My name is Erica and I was raised as a Mormon with pioneer ancestors from both parents. My favorite part about me is that I’m spiritual. I thought this made me a valuable Mormon, but as I explored the church history, I found out that personal revelation doesn’t keep you a member. The church no longer serves me in a healthy way. I was a Mormon.
I left because of a simple problem and a prayer asking for a solution for the problem. The answer I received in prayer did not match my taught expectations. All I wanted to know was “How should I pay tithing?” I expected to hear, “Make sure to pay 10% of your own income.” But instead I heard, “You do not need to pay any more money to this church.”

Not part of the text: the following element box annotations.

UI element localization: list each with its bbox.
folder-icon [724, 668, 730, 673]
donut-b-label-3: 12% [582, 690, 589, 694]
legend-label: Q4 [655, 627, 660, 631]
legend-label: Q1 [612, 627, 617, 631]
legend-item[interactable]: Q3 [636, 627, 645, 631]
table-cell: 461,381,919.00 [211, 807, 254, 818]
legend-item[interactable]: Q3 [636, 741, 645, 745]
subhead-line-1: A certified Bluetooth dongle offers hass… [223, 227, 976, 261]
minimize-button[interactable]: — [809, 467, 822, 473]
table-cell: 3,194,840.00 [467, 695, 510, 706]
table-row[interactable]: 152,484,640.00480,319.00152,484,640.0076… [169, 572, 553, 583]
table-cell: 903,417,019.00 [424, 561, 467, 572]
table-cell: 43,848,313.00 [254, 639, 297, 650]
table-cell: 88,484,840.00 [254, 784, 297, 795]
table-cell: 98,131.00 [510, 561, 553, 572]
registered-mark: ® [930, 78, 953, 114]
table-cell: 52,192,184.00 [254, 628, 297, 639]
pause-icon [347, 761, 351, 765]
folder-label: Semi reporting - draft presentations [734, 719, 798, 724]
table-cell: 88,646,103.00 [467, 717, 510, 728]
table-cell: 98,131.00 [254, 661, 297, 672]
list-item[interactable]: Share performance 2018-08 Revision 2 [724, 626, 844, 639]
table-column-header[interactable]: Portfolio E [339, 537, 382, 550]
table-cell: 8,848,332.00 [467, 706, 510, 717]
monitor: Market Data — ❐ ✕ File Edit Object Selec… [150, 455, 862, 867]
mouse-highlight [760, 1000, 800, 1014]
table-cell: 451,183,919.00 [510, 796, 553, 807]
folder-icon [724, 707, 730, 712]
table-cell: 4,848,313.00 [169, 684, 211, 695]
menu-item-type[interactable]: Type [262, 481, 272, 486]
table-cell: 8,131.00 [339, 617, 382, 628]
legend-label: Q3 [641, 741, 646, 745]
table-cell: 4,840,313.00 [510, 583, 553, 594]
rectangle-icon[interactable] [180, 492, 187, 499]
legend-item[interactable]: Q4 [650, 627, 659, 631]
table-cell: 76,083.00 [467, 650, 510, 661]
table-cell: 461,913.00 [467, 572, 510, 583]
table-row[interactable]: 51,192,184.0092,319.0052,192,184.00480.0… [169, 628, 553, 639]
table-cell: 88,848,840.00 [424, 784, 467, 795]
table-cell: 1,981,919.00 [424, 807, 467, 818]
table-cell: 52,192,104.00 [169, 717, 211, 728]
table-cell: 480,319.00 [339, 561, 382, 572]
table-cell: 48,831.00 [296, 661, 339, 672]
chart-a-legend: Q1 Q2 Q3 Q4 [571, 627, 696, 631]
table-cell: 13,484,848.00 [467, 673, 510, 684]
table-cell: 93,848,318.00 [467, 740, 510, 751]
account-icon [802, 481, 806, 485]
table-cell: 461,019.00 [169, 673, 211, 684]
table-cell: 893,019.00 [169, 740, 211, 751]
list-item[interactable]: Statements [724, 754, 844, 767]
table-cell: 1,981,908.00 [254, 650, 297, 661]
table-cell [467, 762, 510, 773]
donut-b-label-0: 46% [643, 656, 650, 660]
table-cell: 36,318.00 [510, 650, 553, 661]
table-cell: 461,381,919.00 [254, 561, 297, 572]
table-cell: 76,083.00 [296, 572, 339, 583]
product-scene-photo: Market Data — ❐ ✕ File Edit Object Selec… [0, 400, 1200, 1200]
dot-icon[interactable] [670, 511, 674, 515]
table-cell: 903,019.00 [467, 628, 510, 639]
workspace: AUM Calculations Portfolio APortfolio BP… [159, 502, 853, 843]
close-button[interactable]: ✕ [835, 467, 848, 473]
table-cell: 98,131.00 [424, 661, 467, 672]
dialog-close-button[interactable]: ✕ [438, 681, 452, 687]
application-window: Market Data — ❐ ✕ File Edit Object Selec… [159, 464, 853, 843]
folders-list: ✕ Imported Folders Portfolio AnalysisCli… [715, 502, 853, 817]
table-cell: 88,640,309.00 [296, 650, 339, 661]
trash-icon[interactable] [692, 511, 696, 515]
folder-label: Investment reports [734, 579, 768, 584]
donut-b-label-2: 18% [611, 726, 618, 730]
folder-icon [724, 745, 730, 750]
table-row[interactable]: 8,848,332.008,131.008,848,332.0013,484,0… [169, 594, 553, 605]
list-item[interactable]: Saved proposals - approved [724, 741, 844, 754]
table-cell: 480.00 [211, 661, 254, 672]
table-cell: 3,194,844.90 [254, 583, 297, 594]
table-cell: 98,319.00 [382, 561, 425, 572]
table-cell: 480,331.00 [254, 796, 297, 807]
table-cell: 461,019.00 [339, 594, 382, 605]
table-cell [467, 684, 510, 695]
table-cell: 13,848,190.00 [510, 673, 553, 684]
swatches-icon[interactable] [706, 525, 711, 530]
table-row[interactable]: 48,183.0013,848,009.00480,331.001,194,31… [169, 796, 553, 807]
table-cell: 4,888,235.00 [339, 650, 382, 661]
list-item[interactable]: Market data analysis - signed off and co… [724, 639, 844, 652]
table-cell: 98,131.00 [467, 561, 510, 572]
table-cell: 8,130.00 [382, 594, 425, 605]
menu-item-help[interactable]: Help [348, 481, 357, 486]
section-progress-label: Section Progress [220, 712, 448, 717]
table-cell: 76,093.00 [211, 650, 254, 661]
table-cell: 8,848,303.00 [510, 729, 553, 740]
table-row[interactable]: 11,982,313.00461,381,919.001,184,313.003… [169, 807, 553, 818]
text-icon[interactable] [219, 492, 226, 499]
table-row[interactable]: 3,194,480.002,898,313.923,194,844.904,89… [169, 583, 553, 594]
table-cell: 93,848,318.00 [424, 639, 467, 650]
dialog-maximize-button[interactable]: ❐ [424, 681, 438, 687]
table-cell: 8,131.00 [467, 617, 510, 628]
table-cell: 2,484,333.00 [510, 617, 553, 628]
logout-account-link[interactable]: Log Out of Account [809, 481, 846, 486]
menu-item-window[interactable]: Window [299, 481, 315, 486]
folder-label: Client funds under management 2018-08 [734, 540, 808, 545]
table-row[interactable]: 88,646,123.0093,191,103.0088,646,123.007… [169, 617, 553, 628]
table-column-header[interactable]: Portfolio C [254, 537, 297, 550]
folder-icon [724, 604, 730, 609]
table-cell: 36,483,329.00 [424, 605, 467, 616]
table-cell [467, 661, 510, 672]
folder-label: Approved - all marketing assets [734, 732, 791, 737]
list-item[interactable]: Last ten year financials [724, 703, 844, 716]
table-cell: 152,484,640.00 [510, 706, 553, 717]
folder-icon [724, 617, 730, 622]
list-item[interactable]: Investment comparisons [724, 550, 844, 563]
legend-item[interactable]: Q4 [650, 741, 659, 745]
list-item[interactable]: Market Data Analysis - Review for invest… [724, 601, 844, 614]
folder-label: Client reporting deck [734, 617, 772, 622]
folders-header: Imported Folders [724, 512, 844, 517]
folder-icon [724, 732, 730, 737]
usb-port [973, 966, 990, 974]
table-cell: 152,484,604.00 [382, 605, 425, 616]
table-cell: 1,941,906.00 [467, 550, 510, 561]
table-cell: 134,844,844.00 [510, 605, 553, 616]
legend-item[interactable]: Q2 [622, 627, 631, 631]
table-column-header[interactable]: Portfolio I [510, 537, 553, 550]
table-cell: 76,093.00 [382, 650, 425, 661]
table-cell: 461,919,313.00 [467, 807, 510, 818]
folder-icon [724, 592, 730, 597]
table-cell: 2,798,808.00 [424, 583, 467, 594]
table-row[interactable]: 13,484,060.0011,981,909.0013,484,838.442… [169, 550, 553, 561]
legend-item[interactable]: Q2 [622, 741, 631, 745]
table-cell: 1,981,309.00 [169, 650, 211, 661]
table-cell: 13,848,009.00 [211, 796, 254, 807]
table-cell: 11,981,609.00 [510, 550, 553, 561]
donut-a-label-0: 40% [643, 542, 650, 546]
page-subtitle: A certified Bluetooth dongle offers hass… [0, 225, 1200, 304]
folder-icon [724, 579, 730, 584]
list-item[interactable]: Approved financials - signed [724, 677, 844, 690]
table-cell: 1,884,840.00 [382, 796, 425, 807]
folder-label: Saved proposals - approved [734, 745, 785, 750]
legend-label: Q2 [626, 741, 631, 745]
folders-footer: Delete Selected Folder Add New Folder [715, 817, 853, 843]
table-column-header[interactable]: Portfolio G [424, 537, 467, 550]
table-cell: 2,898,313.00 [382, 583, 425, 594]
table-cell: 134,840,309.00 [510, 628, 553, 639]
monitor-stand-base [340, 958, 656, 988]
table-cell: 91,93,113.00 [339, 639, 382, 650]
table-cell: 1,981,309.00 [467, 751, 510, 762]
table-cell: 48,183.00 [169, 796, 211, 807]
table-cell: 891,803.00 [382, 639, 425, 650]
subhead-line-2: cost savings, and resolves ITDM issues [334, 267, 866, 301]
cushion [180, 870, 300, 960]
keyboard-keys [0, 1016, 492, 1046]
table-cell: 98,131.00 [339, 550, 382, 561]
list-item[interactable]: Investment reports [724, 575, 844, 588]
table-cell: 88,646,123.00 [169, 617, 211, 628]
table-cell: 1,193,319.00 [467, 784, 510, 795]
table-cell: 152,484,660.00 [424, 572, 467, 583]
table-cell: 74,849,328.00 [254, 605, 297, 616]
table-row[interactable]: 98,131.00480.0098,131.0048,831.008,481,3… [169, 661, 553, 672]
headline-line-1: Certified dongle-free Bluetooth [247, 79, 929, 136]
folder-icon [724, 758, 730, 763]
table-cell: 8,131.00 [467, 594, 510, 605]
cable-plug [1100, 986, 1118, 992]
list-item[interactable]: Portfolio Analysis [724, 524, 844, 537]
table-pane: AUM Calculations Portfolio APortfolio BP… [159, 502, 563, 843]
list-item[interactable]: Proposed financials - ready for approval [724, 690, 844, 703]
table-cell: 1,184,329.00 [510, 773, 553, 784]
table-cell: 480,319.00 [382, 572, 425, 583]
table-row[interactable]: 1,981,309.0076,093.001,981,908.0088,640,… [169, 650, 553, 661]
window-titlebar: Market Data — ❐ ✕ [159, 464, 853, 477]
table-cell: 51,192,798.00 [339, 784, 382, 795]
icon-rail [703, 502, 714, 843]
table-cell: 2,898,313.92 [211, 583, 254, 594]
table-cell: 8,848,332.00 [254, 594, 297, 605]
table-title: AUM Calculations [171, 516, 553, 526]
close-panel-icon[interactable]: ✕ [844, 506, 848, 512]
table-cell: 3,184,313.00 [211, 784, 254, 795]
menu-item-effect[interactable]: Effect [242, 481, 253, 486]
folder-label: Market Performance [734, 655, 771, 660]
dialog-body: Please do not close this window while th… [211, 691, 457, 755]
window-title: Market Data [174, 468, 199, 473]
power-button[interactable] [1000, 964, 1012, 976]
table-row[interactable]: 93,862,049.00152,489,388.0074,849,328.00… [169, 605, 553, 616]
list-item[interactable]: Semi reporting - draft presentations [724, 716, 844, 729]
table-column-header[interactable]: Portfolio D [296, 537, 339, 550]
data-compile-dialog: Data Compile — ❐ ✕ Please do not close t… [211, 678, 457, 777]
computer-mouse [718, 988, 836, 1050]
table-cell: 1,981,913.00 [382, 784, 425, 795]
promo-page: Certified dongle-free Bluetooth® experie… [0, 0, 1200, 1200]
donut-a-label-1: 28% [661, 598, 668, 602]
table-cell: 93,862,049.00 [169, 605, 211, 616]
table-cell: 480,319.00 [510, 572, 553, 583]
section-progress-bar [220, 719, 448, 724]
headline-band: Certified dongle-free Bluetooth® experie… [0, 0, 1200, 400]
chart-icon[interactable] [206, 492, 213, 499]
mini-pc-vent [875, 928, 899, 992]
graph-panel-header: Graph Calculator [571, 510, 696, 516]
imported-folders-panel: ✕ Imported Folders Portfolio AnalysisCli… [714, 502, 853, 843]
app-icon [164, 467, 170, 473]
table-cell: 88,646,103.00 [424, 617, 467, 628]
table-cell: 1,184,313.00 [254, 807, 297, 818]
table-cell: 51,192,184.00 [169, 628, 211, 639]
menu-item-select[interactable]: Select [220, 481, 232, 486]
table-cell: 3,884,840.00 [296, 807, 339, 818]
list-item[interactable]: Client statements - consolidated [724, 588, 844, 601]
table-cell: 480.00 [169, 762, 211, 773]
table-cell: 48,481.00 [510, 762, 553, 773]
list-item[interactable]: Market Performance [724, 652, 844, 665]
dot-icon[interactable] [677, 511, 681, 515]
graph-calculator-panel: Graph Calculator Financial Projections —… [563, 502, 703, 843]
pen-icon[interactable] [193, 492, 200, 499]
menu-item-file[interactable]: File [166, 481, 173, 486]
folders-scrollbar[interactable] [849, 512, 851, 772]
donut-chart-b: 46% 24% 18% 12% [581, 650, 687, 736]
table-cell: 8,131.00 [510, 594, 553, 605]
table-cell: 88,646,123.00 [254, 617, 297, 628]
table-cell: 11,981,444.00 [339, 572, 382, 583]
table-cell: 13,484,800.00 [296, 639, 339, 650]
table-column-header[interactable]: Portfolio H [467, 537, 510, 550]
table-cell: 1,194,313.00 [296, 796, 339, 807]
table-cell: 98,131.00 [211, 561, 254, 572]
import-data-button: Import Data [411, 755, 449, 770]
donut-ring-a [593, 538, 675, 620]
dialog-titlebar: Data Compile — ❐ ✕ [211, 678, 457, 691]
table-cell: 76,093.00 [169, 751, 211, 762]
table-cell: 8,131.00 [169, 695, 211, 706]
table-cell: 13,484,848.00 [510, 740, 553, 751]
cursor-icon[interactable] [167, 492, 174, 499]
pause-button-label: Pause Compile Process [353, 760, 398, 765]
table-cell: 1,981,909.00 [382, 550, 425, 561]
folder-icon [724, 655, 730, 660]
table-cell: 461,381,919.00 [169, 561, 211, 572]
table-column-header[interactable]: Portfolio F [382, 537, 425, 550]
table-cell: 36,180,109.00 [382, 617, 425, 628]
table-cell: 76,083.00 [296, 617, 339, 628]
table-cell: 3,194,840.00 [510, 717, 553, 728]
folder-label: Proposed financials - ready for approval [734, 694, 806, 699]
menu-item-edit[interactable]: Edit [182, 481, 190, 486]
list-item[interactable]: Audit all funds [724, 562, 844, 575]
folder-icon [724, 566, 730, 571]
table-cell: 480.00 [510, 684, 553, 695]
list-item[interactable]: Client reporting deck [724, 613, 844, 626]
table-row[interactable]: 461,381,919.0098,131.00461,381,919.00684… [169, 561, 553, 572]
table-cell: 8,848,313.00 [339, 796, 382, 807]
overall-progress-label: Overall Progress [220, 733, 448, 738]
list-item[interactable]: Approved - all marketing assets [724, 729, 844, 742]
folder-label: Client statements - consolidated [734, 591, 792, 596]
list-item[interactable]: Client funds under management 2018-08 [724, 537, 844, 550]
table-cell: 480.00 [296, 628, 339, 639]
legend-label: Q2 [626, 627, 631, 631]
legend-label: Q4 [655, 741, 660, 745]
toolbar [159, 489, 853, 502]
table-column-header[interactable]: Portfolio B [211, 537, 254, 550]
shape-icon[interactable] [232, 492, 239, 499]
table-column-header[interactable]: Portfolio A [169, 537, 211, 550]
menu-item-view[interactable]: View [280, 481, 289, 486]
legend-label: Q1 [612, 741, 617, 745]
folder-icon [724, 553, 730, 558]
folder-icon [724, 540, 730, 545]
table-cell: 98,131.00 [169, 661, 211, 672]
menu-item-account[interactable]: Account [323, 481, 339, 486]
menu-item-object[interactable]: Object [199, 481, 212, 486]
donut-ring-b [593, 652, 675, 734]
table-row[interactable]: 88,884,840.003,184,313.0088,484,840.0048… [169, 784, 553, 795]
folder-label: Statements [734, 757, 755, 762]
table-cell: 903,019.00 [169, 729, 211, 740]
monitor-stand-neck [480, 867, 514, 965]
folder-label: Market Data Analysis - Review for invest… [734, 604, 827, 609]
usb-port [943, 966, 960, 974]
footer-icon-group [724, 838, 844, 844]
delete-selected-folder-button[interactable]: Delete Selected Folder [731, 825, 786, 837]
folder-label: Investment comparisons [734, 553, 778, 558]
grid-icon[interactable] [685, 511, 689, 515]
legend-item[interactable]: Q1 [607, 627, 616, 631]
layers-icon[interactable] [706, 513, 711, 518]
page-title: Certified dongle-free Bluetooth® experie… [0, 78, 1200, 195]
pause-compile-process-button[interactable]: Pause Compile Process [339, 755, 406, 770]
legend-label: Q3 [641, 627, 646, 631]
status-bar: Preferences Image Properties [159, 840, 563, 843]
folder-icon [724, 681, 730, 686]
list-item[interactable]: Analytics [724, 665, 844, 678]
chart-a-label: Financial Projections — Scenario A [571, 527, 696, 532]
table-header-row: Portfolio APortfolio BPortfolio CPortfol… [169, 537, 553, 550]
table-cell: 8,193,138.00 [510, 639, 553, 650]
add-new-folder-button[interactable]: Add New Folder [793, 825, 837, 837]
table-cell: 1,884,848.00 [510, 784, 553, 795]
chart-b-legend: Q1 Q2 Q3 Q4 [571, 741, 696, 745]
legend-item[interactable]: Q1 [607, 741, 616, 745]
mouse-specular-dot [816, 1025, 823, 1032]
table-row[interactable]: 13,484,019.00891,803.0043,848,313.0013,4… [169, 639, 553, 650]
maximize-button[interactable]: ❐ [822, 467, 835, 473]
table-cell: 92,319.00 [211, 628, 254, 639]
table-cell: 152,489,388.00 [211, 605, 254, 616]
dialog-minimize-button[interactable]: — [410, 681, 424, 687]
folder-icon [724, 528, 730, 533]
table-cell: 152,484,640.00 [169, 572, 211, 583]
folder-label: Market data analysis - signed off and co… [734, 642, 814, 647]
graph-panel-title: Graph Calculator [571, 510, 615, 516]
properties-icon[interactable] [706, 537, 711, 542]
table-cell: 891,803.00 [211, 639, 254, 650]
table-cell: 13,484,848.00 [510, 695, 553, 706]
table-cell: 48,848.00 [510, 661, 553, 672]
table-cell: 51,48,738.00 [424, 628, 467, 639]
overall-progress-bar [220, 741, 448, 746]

Wow! What a great start to a snowball effect. If I don’t pay tithing, I can’t go to the temple. If I can’t go to the temple, I don’t have to wear my garments. If I don’t wear my garments during the week, should I be untruthful and wear them on Sunday? If I don’t wear my garments, other Mormons will be able to tell and judge me. I would rather not go to church and be judged. If I don’t go to the LDS church, then I can finally attend other churches. I would love to attend other churches!
I was relieved to leave the many rules, policies and expectations of the Mormon church! Shortly after removing my garments, I remember attending a family birthday party and feeling like I could finally love and fully accept my family members who weren’t Mormon. I didn’t have to be a superior example or pray that someday they would except the church beliefs and live with the rest of us in a celestial kingdom for eternity.
I’m surprised that the gospel topic essays don’t pull more people I know away. They try to be honest but are deceptive at the same time. The essays that bothered me most are on the priesthood and polygamy. I hurt for the blacks who lost their priesthood rights and succinctly family rights. Why does the church refuse to apologize for taking the priesthood away from blacks when they know Brigham Young was not God lead in doing so? I also grieve for early European immigrant converts who were told by missionaries that church didn’t practice polygamy only to find out after a life threatening journey to the Salt Lake valley that they do. I can’t imagine the pain those wives bore when their husbands agreed to practice polygamy and bring in new wives. It makes me want to vomit!
I don’t want to be a part of a church that recognizes their wrongs but makes no apologies. I don’t want to be a part of a church that actively marginalizes blacks and women by doing so. I have made my story very simple, but it is more complex. While in the church, I loved learning of its history and would come upon conflicting issues that I would justify and put away from myself so I could focus on being a good Mormon. Those conflicting issues did help me leave when God finally gave me a way out.
I had also been struggling with depression, and never feeling like I was good enough. I remember finally asking for contentment because I was on the brink of suicide. Once I had realized I had suicide ideation, I stopped praying for happiness and started praying for contentment. I think that’s why God gave me the answer he did about tithing. I no longer wanted to subscribe to the Mormons ways of finding happiness. I had tried them and they lead me into a viscous cycle of unattainable goals. My desires had changed and so God lead me to contentment.
I now know God is bigger than the Mormon church. God’s love reaches all his children in what ever form they are willing to receive it. There is no “one true church.” That’s it. That’s as far as my testimony goes. I’m sure my testimony of Jesus Christ will change over time. My hope is that I continue believing in him and God. From the start of leaving the Mormon church, my greatest fear was to loose my spirituality which is based on Christ. Just like some believe in Santa and the magic of Christmas, I believe in Christ and the magic of Christianity. I don’t want to loose it or him!
I consider myself Christian, but I’m relearning what that means. I am going to a community church with my children and I’m meeting regularly with a religion professor who has given me books to read. I love learning and I’m grateful that God has provided so many resources to continue to grow towards him!